1° Muscles: Quadriceps, Hamstrings, Hip Flexors, Gluteus Maximus, Soleus, Gastrocnemius

EXECUTION
  1. FOOT PLACEMENT: Each foot should be placed flat on the step pedal to help maintain balance. Also, minimize how far your knees travel forward past your toes to reduce the stress placed on your joints.
  2. RANGE OF MOTION: To a degree, this will vary according to the position you place your feet on the step pedal. The closer your feet are to the front of the step pedals, the shorter the step height, whereas placing your feet further back will allow you to step to a greater height.
  3. PACE: Most individuals should aim for 60 – 80 steps per minute; a pace below 60 steps per minute will feel tedious, whilst a pace above 80 steps per minute will require you to reduce the range of motion so much that the exercise will become less effective.
  4. POSTURE: Use your core to maintain an upright stance; avoid slouching over the console or using the handrails to keep you upright.
  1. Ensure no part of your foot hangs over the edge of the step pedals whilst stepping as this can be dangerous and overstresses your calf muscles.

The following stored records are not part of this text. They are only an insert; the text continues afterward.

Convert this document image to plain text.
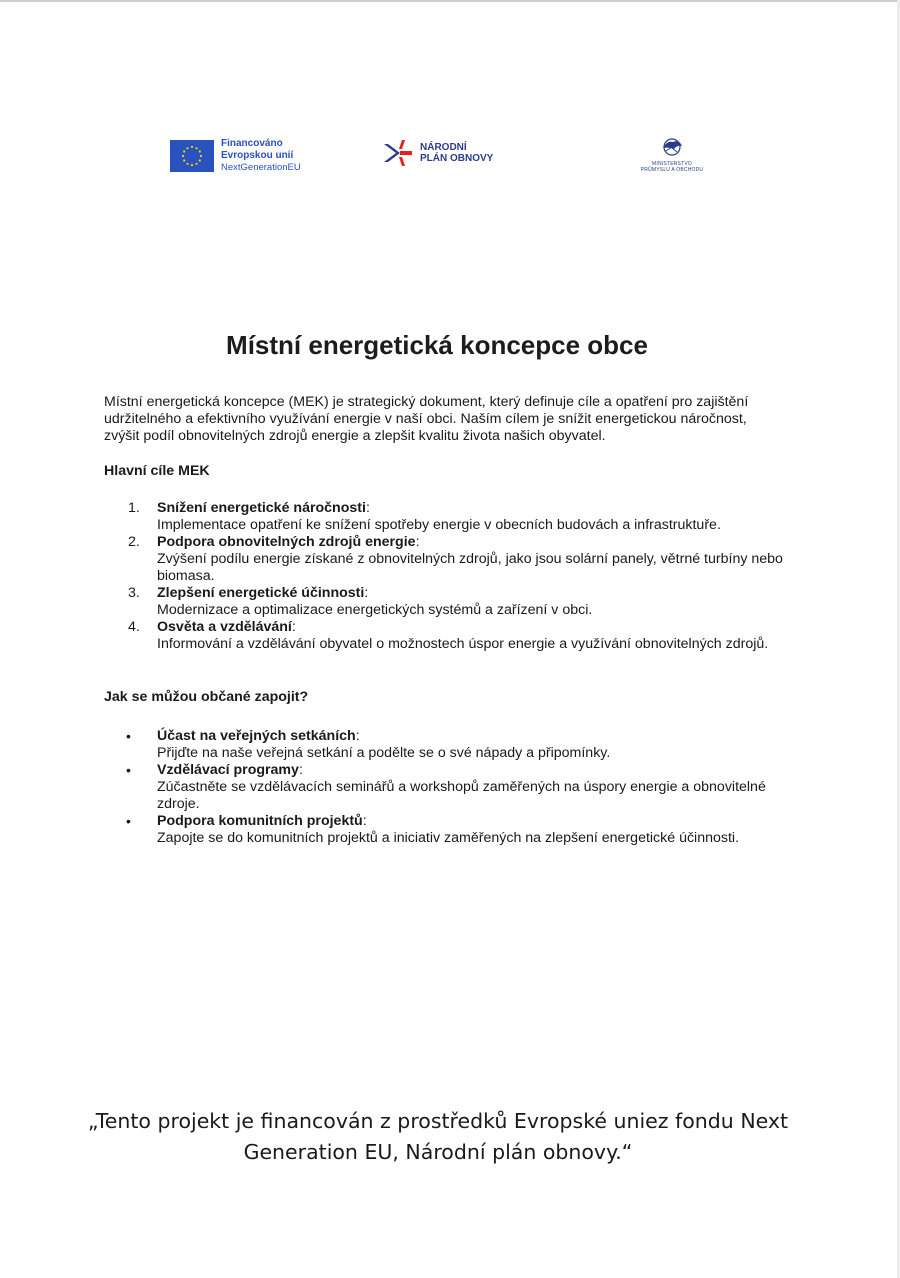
Financováno
Evropskou unií
NextGenerationEU
NÁRODNÍ
PLÁN OBNOVY	MINISTERSTVO
PRŮMYSLU A OBCHODU
Místní energetická koncepce obce

Místní energetická koncepce (MEK) je strategický dokument, který definuje cíle a opatření pro zajištění udržitelného a efektivního využívání energie v naší obci. Naším cílem je snížit energetickou náročnost, zvýšit podíl obnovitelných zdrojů energie a zlepšit kvalitu života našich obyvatel.

Hlavní cíle MEK
1.	Snížení energetické náročnosti:
Implementace opatření ke snížení spotřeby energie v obecních budovách a infrastruktuře.
2.	Podpora obnovitelných zdrojů energie:
Zvýšení podílu energie získané z obnovitelných zdrojů, jako jsou solární panely, větrné turbíny nebo biomasa.
3.	Zlepšení energetické účinnosti:
Modernizace a optimalizace energetických systémů a zařízení v obci.
4.	Osvěta a vzdělávání:
Informování a vzdělávání obyvatel o možnostech úspor energie a využívání obnovitelných zdrojů.
Jak se můžou občané zapojit?
•	Účast na veřejných setkáních:
Přijďte na naše veřejná setkání a podělte se o své nápady a připomínky.
•	Vzdělávací programy:
Zúčastněte se vzdělávacích seminářů a workshopů zaměřených na úspory energie a obnovitelné zdroje.
•	Podpora komunitních projektů:
Zapojte se do komunitních projektů a iniciativ zaměřených na zlepšení energetické účinnosti.

„Tento projekt je financován z prostředků Evropské uniez fondu Next Generation EU, Národní plán obnovy.“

  2. If you experience numbness in your feet try moving them around the step pedals periodically and wiggling your toes from time to time.
  3. Press down with your entire foot, including your heel, and not just through the balls of your feet.
  4. Avoid increasing the pace above 80 steps per minute to progress this exercise as this will result in the range of motion decreasing; thereby, making the overall exercise less effective.